Toni Sacconaghi (Analyst – Bernstein): I just wanted to revisit the watch.

Tim, I think you said when you were talking about your new products, you said we’re, quote, very happy with the reception. And in response to a previous answer you said, relative to demand, it’s hard to gauge with no product in the stores.

I would say relative to other product launches where your commentary around demand was characterized by superlative after superlative, that assessment feels very modest. And part of the reason that I ask is, A, are we reading you right in terms of that? But if we look at consensus, consensus is expecting that Apple will ship more watches in its first two quarters than it did iPads, despite, as you said, very limited distribution in terms of only selling through your stores.

So I’m wondering if you can talk a little bit about putting those demand comments in context, given that they do seem different from how you’ve characterized product demand for other products. And how, if at all, we should think about the modeling demand in the context perhaps of the iPad, which was your most recent significant new category? And then I have a follow-up, please.

Tim Cook (CEO): I’m thrilled with it, Toni. So I don’t want you to read anything I’m saying any way other than that. So I’m not sure how to say that any clearer than that.

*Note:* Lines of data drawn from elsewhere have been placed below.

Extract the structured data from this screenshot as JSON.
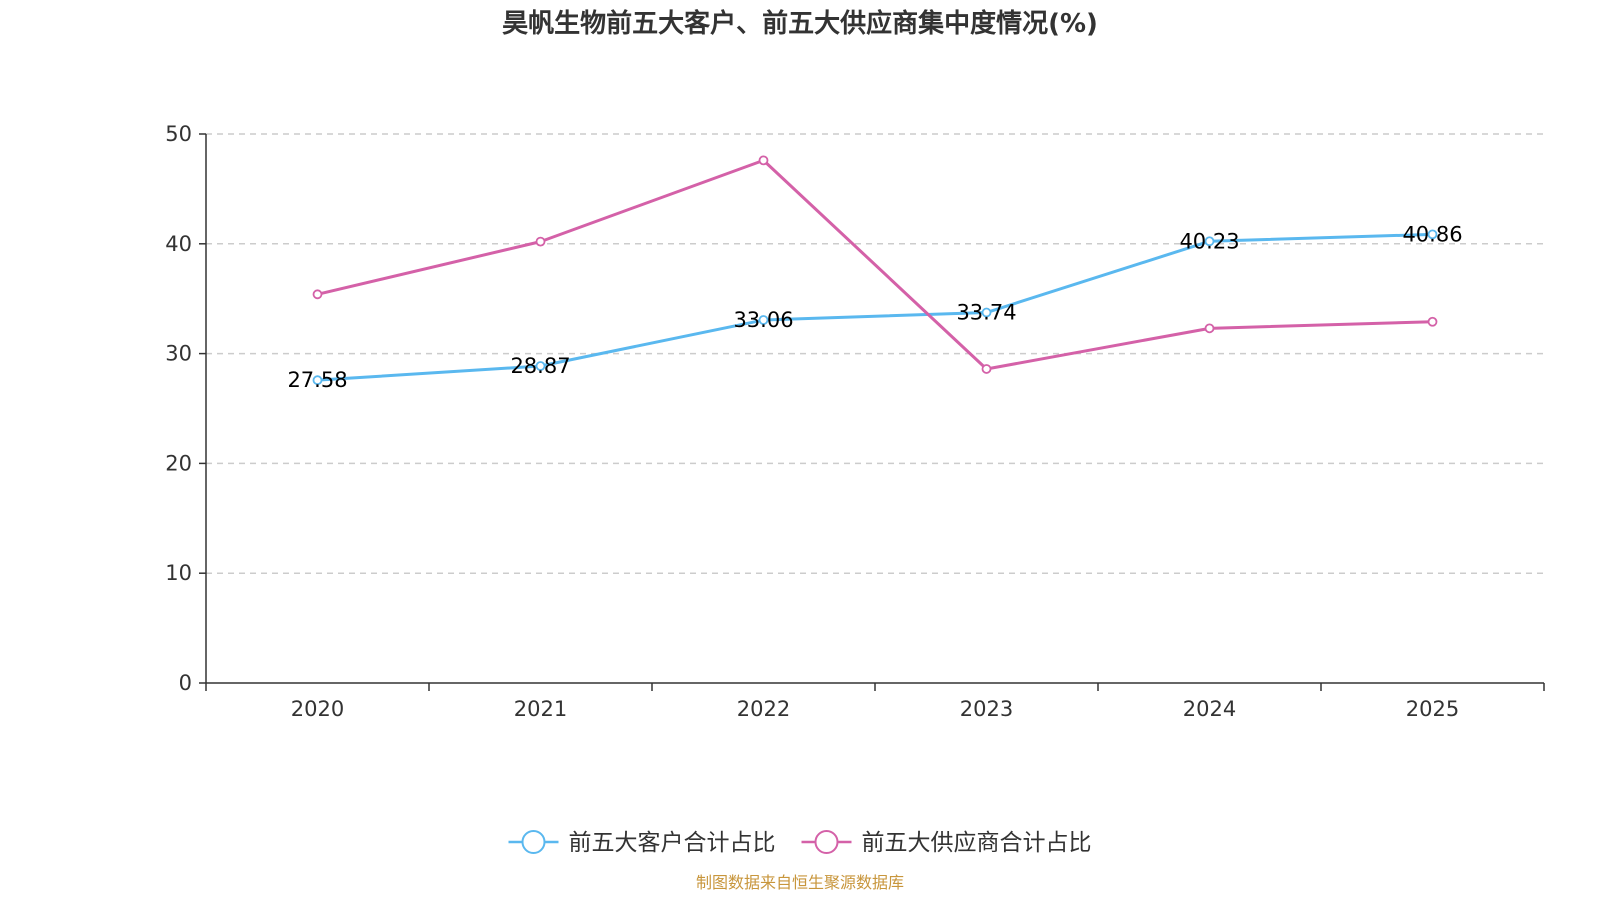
{
  "title": "昊帆生物前五大客户、前五大供应商集中度情况(%)",
  "source": "制图数据来自恒生聚源数据库",
  "chart_data": {
    "type": "line",
    "title": "昊帆生物前五大客户、前五大供应商集中度情况(%)",
    "xlabel": "",
    "ylabel": "",
    "categories": [
      "2020",
      "2021",
      "2022",
      "2023",
      "2024",
      "2025"
    ],
    "ylim": [
      0,
      50
    ],
    "yticks": [
      "0",
      "10",
      "20",
      "30",
      "40",
      "50"
    ],
    "grid": true,
    "legend_position": "bottom-center",
    "series": [
      {
        "name": "前五大客户合计占比",
        "color": "#5ab8ef",
        "values": [
          27.58,
          28.87,
          33.06,
          33.74,
          40.23,
          40.86
        ],
        "labels": [
          "27.58",
          "28.87",
          "33.06",
          "33.74",
          "40.23",
          "40.86"
        ]
      },
      {
        "name": "前五大供应商合计占比",
        "color": "#d461a8",
        "values": [
          35.4,
          40.2,
          47.6,
          28.6,
          32.3,
          32.9
        ],
        "labels": null
      }
    ]
  }
}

And in any situation, whether it’s the watch or in the past on iPad or on iPhone, when demand is much greater than supply, it’s difficult to gauge exactly what it is. And so, as you know, we don’t make long term forecasts on here. We maybe forecasts for the current quarter. And so I don’t want to make any comment about the consensus numbers.

Honestly, I haven’t even studied those. We’ve got enough to think about here.

I feel really great about it. The customer response, literally from what I’ve seen, is close to 100% positive. And so it’s hard to imagine it being better.


Excerpts from Apple Earnings Report: Q2 2015 Conference Call Transcript, April 27, 2015.